村田:テレビの番組作る人間としては、当たる番組を作るということがお金儲けなんだろうって。
西田:当たるというのは視聴率たくさん取ってることが、当たるということになるんでしょうか。
村田:僕は視聴率を取ったというよりは、それよりも僕の番組をマネして、第二第三の番組がどっかでできるという方が当たった感が強いです。
西田:あ、パクられたい?
村田:パクられたい。
西田:同じ業界の人に認められたいのね。同業者にパクられるぐらいリスペクトされたいのよね。お金儲けはしないとだめなんです。民間放送やし。でも、なんでお金儲けを考えなあかんのかって言ったら、社会に対するインパクトだと思うんですね。社会っていうものを揺り動かしたり、社会の何かを変えるほどの何かが見つかるような。アップルがiPhone作ったことは社会のインフラを作ってるわけで、これは儲けていいじゃないですか。あなたたちが社会を変えていくだけの創造的なテクニックとこれから先のものを融合した形で、時代を切り開いていく人たちですもんね、っていうことがお金というもので承認されていく。
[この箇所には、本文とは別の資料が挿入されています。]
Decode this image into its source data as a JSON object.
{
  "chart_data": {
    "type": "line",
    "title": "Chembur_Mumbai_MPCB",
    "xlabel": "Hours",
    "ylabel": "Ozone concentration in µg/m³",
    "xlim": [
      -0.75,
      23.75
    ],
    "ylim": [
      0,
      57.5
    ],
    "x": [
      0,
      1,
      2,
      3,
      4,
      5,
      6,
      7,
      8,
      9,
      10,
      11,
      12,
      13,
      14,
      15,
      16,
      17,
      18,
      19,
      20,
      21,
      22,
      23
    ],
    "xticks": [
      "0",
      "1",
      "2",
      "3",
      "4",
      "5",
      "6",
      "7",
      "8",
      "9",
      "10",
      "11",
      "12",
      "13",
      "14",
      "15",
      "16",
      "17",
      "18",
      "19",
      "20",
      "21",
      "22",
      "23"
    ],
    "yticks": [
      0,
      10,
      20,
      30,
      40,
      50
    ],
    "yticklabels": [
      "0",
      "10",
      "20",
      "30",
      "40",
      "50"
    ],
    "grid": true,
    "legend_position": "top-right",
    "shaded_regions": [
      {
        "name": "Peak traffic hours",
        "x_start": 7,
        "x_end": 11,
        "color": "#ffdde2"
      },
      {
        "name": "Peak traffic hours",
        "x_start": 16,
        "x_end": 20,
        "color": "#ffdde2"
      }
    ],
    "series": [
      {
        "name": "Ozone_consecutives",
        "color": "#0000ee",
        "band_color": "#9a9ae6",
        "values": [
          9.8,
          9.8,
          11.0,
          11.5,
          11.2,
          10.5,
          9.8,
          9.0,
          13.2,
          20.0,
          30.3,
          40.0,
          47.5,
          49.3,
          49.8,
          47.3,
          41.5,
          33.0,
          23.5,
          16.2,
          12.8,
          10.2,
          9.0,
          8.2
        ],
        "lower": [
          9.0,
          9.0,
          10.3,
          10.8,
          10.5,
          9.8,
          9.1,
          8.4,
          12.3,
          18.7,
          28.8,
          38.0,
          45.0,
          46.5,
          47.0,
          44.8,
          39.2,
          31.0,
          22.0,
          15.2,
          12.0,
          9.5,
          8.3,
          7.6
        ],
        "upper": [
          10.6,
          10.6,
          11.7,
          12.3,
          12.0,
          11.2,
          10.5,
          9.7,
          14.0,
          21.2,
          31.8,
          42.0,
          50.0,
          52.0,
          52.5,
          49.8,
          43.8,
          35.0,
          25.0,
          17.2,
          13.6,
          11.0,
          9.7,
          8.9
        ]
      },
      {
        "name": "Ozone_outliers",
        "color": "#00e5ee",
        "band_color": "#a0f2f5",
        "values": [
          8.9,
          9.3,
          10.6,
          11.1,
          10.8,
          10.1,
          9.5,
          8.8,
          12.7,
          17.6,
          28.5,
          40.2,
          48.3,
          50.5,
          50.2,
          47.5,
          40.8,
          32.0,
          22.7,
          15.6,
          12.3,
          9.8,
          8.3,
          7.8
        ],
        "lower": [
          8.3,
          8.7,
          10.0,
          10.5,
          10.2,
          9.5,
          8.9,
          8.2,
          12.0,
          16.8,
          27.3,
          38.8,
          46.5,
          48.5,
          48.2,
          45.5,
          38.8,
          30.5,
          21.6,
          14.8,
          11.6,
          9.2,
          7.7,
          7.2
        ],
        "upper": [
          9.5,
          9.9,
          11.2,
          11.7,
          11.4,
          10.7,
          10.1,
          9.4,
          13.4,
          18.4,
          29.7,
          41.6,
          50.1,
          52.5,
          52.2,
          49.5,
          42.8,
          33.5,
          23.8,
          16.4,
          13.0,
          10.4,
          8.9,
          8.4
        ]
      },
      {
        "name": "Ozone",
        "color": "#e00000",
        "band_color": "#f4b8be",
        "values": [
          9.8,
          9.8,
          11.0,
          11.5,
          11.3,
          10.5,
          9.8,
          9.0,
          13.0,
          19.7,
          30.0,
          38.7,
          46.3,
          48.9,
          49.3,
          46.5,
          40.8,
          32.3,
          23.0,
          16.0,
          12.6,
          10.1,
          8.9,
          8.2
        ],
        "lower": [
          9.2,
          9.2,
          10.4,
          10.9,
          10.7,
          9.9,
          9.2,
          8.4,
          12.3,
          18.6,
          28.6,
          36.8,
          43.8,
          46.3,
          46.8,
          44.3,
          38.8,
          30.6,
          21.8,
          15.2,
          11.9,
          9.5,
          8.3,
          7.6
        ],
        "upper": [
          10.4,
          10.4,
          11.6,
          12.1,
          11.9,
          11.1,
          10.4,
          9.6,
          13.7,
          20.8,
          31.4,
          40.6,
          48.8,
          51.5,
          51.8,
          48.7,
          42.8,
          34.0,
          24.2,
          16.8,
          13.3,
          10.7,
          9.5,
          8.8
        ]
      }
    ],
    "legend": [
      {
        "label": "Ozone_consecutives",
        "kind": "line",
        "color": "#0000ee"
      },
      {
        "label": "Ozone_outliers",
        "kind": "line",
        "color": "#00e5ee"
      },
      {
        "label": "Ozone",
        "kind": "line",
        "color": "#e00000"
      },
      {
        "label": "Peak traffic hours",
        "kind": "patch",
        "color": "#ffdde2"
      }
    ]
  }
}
テレビの中で言うとどういった意味でやったものが社会を動かすんやろう、っていうことが考えられてたら、お金儲けに繋がるんやろうと思うんですよ。番組作って「これはもうシンパシー感じるわー」ってなったり、「困ってる人がいるからなんとかしようや」でお金集まるかもしれない。僕たちはなんでコンテンツを思いついたり、作ろうとしてるのかというと、お金儲けじゃないんですよ。何を与えたいかって言ったら、やっぱり喜びなのか発見なのかでしょう。それを一生懸命考えて、たくさんの人が心揺さぶられたり、行動を起こすんやったら、その分は返ってきたらええやんって思う。
村田:何かを動かしたからお金がついてきたっていう実感あります?
西田:そういう意味ではちゃんと社会にインパクトがあったから、2次的3次的に「何か商品開発やろか」とかになったりしたのはあるけど、「商品開発をするねん!」って番組作ってたらあかん、という気はしますよね。それはなんか目的がなんかちゃうところにいってしまってるやろうから。